Each time that the courts agree, the precariously balanced budget will tilt to the negative. It happens every year, which is why a budget that seems to be balanced in July often is out of whack by the following winter or spring.
The first shot has already been taken. The mayors from several cities with redevelopment agencies have filed suit that the state can not deny agencies their $1.7 billion generated annually.
They say that Proposition 22 enacted by the voters last year specifically prevents state government from raiding local treasuries. If the mayors and their agencies prevail, suddenly the budget will be out of balance by $1.7 billion.
There will be other suits on everything from shutting down parks that are supported with federal funds to the constitutionality of reducing mental health funding to withholding previously promised funds from public schools.
Every time the plaintiffs prevail, the size of the gap will balloon until we find ourselves several billions in the hole again as we approach the end of the fiscal year.
How can this happen? California's budget does not exist in a vacuum. Many financial commitments are determined by previous laws or court decisions; others must be made in concert with the design of federal law.

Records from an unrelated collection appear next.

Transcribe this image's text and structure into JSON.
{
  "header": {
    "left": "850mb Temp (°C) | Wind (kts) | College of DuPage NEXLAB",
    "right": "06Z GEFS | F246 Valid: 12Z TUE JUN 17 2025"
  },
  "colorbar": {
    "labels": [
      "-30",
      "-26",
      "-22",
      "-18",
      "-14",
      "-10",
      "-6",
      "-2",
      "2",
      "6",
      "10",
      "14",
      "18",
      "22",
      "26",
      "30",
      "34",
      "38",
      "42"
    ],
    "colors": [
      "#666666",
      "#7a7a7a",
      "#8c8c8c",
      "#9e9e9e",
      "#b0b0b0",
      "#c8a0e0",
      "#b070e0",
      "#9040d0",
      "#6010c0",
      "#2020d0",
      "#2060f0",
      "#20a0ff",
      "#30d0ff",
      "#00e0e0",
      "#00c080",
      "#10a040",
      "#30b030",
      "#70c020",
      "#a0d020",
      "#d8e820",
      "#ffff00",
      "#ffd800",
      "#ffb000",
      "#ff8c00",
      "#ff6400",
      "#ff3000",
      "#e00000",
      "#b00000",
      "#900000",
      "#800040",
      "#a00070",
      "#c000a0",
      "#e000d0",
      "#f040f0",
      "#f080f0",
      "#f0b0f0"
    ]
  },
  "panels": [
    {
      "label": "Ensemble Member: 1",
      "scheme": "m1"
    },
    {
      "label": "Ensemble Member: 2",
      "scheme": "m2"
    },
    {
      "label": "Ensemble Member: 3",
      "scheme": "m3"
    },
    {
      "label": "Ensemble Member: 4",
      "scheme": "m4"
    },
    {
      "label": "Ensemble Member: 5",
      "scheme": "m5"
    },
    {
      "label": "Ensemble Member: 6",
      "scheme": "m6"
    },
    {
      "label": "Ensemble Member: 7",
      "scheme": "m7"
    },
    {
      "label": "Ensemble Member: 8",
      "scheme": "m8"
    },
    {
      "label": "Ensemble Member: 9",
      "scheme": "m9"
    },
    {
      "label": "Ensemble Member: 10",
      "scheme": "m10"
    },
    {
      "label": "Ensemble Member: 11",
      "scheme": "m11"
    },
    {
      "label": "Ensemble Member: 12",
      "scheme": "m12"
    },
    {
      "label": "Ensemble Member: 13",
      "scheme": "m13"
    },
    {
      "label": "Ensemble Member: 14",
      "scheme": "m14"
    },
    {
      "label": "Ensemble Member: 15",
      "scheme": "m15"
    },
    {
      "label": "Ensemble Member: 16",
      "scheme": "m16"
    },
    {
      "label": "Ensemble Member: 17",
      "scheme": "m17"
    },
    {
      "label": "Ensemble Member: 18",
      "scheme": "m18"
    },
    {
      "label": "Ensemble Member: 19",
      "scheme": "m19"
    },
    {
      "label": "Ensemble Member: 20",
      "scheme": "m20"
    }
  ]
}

Last year, for example, federal courts forced the state to restore hundreds of millions of dollars in cuts to health and human services and several hundred million dollars more for state prison spending. The money can add up fast.
All this reminds us of the adage proffered by that wise philosopher-and-sometimes-baseball player Yogi Berra who once said,"It 'aint over 'til it's over."
With respect to the new state budget, it won't be over until the responses to the last law suit are handed down. And with respect to a balanced budget, that could be strike three.